The DfT-commissioned review into the franchising system led by Eurostar chairman Richard Brown is now seen in the industry as having a free hand to make extensive reforms following the publication of terms of reference on October 15.

Senior industry figures contacted by Passenger Transport have unanimously called for extensive changes to deliver a more productive relationship with government and more effective services for passengers. They include tailored approaches to intercity, regional and commuter franchises to reflect the very different circumstances in which they operate. Creating a system which puts greater weight on investment, innovation and the quality of bidders’ proposals when awarding franchises rather than focusing excessively on price was also viewed as a key priority.

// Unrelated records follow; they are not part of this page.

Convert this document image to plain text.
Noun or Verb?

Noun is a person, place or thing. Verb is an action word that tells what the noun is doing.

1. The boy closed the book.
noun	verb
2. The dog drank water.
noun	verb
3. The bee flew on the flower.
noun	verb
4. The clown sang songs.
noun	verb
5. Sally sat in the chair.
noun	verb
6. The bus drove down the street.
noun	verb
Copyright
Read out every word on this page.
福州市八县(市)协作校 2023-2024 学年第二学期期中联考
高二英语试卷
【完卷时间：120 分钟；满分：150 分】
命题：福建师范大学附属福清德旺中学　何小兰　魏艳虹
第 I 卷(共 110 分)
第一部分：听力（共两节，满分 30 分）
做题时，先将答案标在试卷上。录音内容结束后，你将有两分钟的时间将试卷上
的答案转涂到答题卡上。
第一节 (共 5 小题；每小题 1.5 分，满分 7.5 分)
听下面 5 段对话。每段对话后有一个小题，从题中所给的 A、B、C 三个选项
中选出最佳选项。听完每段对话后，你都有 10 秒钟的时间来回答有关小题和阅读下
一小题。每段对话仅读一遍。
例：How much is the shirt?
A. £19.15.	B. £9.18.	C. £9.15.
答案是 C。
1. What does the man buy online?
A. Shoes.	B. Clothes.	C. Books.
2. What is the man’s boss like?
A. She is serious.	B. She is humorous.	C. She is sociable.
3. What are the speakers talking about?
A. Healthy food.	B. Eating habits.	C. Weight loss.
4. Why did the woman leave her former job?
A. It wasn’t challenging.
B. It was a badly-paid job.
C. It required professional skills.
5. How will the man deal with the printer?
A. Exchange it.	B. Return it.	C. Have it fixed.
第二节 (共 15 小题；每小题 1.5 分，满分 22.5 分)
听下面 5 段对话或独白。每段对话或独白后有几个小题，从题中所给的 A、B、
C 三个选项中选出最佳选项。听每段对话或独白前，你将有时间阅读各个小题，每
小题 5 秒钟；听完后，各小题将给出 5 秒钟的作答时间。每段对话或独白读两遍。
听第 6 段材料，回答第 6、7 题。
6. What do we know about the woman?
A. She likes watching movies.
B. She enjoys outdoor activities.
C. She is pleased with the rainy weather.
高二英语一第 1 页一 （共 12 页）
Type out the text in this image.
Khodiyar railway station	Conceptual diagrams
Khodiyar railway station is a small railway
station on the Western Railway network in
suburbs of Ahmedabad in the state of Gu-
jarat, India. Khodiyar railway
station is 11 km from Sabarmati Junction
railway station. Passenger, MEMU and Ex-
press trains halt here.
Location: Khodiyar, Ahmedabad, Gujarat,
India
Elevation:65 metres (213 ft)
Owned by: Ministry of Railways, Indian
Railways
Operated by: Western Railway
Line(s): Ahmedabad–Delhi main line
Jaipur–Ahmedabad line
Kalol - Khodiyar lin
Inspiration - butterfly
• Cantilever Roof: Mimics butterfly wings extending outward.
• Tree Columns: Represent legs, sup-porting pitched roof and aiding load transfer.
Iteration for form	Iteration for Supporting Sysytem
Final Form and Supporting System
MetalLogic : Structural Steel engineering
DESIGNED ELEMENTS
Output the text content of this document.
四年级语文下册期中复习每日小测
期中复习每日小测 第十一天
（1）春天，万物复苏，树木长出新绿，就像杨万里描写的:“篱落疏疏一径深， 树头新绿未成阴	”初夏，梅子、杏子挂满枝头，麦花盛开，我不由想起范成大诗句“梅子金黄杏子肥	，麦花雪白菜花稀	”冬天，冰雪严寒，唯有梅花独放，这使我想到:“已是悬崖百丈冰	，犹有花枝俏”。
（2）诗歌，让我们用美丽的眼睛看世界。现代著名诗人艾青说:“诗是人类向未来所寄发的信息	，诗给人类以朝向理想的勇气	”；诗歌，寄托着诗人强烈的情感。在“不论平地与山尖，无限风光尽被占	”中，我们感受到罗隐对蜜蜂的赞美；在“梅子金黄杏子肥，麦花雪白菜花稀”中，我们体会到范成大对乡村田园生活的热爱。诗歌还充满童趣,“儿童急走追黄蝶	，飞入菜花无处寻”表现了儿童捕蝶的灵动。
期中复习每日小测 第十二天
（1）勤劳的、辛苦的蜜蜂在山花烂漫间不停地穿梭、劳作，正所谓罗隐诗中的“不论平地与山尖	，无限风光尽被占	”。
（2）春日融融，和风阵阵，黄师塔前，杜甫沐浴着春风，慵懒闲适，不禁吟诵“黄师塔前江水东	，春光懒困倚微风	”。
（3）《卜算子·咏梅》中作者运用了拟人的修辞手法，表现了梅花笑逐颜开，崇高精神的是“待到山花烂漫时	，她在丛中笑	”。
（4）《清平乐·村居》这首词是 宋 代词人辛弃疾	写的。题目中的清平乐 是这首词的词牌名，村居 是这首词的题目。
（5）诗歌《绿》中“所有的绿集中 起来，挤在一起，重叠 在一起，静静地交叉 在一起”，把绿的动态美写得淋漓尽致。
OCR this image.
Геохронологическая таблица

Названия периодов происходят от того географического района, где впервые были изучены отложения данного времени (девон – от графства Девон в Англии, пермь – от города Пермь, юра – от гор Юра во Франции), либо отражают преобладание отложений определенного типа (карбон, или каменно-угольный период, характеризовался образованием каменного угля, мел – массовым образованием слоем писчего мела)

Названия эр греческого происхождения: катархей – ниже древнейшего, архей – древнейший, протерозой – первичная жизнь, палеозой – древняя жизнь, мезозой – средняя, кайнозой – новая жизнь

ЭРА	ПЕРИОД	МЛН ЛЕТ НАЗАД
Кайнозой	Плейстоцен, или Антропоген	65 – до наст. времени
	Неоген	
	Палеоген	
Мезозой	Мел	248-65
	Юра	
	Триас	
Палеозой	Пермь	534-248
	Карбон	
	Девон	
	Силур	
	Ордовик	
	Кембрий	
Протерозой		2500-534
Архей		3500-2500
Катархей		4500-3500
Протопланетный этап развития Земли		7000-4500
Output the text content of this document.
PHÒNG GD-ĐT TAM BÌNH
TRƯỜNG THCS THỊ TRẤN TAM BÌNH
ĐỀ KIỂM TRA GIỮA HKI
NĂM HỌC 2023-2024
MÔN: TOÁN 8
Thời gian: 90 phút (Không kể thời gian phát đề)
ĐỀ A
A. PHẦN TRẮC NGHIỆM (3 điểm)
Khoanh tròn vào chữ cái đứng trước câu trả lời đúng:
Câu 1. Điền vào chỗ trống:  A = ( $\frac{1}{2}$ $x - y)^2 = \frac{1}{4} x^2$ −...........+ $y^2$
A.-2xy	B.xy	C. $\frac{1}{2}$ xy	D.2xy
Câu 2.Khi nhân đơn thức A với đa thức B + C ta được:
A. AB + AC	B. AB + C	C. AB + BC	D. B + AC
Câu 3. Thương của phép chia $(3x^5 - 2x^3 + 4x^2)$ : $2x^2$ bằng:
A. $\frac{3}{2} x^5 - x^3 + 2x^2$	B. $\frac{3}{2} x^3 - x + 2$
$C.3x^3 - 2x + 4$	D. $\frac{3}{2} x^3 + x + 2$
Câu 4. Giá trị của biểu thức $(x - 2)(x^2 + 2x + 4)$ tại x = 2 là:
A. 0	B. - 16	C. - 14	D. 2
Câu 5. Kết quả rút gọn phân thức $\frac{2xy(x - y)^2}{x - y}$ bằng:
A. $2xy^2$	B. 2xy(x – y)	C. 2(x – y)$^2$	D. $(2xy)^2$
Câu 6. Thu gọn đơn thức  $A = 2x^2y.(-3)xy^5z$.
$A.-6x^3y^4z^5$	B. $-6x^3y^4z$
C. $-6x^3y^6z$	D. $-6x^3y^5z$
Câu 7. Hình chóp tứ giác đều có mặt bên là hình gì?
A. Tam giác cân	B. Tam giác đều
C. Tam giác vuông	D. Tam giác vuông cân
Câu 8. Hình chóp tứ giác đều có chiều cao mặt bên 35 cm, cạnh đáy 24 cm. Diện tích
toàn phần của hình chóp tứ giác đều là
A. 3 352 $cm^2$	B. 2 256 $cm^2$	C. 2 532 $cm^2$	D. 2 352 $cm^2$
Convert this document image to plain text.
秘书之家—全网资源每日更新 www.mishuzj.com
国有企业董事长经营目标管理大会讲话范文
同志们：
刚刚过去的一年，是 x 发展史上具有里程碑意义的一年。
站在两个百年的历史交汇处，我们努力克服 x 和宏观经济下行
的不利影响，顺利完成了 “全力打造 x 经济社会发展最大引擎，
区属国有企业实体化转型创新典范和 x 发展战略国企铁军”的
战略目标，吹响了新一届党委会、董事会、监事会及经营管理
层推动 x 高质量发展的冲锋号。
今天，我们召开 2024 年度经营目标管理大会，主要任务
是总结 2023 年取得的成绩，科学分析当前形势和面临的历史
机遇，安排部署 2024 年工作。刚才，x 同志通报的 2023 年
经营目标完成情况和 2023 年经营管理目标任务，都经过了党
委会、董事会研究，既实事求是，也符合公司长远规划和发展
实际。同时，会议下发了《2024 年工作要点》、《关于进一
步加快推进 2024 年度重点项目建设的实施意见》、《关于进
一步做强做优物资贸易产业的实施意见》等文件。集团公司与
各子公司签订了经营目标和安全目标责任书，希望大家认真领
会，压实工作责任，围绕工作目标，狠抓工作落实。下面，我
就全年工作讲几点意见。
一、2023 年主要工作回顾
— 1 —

A streamlined investigation and implementation, rather than usual all-embracing government consultation, is seen as a pre-requisite for franchising to resume by the end of next year, given the scale of the task.

“The review needs to be done by the most experienced, knowledgeable and senior people in the industry – those with real clout – and supported by a strong secretary of state who is prepared to accept that he has to cull bureaucracy and process, and deal decisively with mistrust and vested interests in all areas,” one senior executive commented. “The last thing the industry needs is another prolonged McNulty style exercise.”